Días antes de la partida todos nos preparábamos entre los nervios y la ilusión, para participar en la peregrinación que estábamos organizando. Las circunstancias quizás nos despistaban un poco y nos hacían olvidar cuál iba a ser nuestra actitud durante el viaje, éramos conscientes de que íbamos de peregrinos, pero eso no lo íbamos a interiorizar hasta que nos viéramos dentro de la peregrinación misma.
Por fin llegó el día 7 y dos autocares con 106 jóvenes y algún que otro cura partieron con destino a Roma. Al día siguiente otros tantos (S. Jorge) lo harían con el mismo propósito.
Las primeras jornadas fueron duras y cansadas, pero nos ayudaron para hacernos comprender que tendríamos que sacrificarnos un poco y no dejarnos llevar por la comodidad, puesto que nuestra condición no era la de turistas sino la de peregrinos, la oración comunitaria y la Eucaristía también contribuían a esto.
El día 9 llegamos a Florencia, no sin antes habernos perdido, pero esto ya no tenía importancia porque comenzaba a hacerse habitual. Todo el día siguiente lo dedicamos a disfrutar del arte que la ciudad ponía a nuestra disposición y por la tarde, con los pies un tanto "abatidos" por el trasiego, nos reunimos para celebrar la Eucaristía, aunque algún que otro despistado no lo pudo hacer por equivocarse de lugar de reunión. Iba a ser al día siguiente por la tarde cuando llegaríamos a Roma, siguiendo las pistas que Alfonsito y su autocar nos iban dejando como si del juego "En busca del tesoro" se tratara, pero por fin lo conseguimos y a las cinco estábamos reunidos en el castillo de S. Angelo por primera vez con el resto de los peregrinos que habían acudido a ganar el Jubileo. Todos juntos con antorchas y en procesión nos dirigimos a la plaza de S. Pedro, donde esperábamos con entusiasmo el saludo del Papa, y así fue, yo creo que estábamos tan entusiasmados que casi no nos dimos cuenta de las palabras que nos dirigió, pero sí comprendimos que nuestra peregrinación empezaba ahora a tomar un sentido concreto, nos uníamos en este momento y de una manera más viva y palpable a la Iglesia Universal y con ella íbamos a participar en la culminación del Año Santo de la a Redención: el Jubileo de los Jóvenes.
Los tres días siguientes de estancia en Roma fueron de gran actividad. Las mañanas estaban dedicadas a las reflexiones y Eucaristías, que junto con los jóvenes de habla hispana se celebraban en la basílica de S.Pablo sobre los temas de la alegría, la libertad... A todos nos sorprendió bastante la cantidad de participantes que éramos y nos sirvió para tomar conciencia de la responsabilidad tan grande que como cristianos tenemos ante las necesidades acuciantes que nos rodean, esperando nuestra firme respuesta. Era una lluvia de Gracia que estábamos recibiendo y no podíamos desaprovechar.

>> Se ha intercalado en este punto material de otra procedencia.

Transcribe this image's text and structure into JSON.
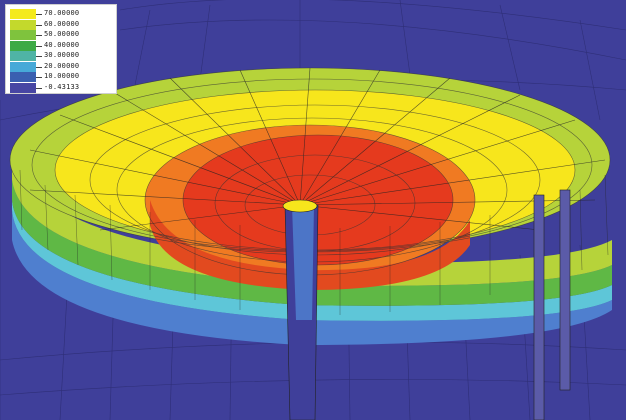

No menos impresionante fue el Via Crucis que el día 13 celebramos junto al Coliseo con la M. Teresa de Calcula. Rodeados de un gran silencio y una enorme multitud nos uníamos en oración y nos dábamos cuenta de que ésta debía ser el eje impulsor para llevar a cabo todo lo expuesto en las catequesis anteriores. El encuentro con el Papa al día siguiente, confirmaba todo esto y exigía de nuevo una respuesta personal de cada uno de nosotros.
La Eucaristía del Domingo de Ramos fue la culminación de nuestra estancia en Roma. Aquí ya no sólo jóvenes sino personas de todas las edades y nacionalidades celebramos el comienzo de la Semana Santa, con el gozo de haber ganado el Jubileo y dispuestos a celebrarla plenamente, ahora con más motivo que nunca.

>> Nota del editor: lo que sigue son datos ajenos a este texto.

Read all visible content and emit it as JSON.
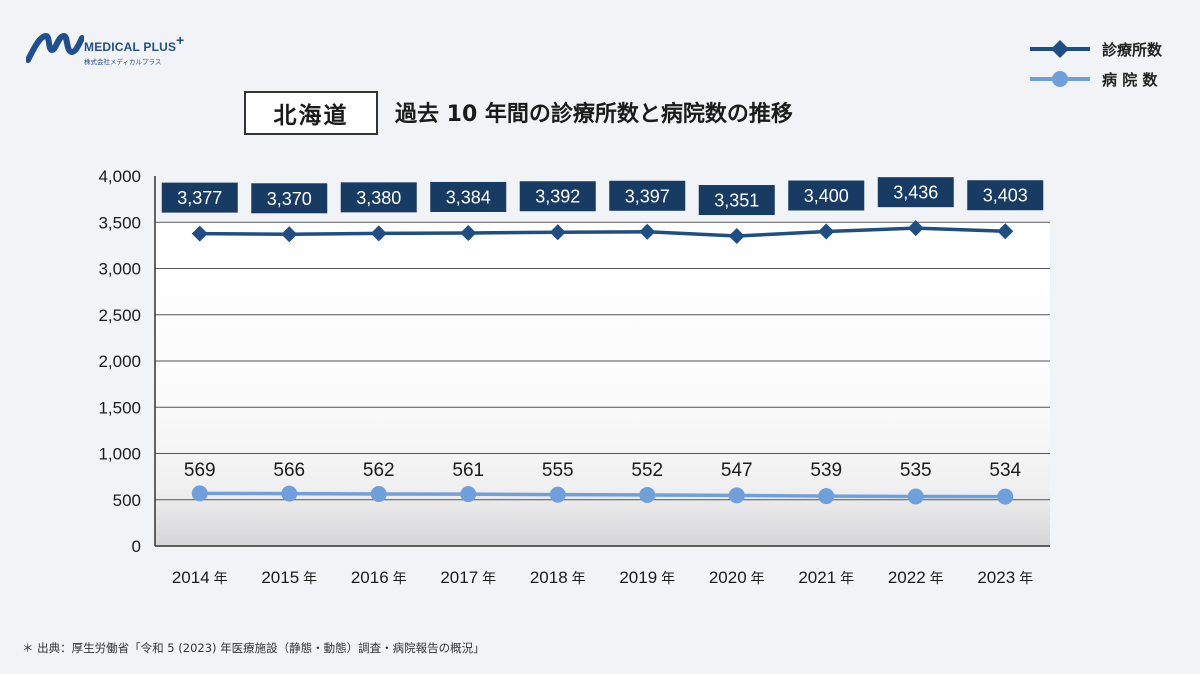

Pero la peregrinación no había terminado y quedaba el camino de regreso en el que no puedo dejar de citar la estancia en el pueblo de Asís. Después de las grandezas de Pisa, Florencia, Roma y de sus enormes multitudes, la sencillez y la belleza de Asís nos llevaban hasta la persona de S. Francisco que aquí cobraba todo su sentido, haciéndonos comprender que las grandes obras no se pueden llevar a cabo si no salen de un corazón humilde y sencillo como era el de este Santo.
El resto del regreso y el viaje en barco sirvieron para ir asentando todo lo que de golpe habíamos recibido, para darnos cuenta de que ahora continúa nuestro peregrinar y que todo lo vivido no sirve para nada si no se concreta en una respuesta personal que el mismo Papa espera de nosotros y a la que Dios a través de él, nos ha llamado: "Abrid las puertas al Redentor" y dejad que Él os cambie el corazón.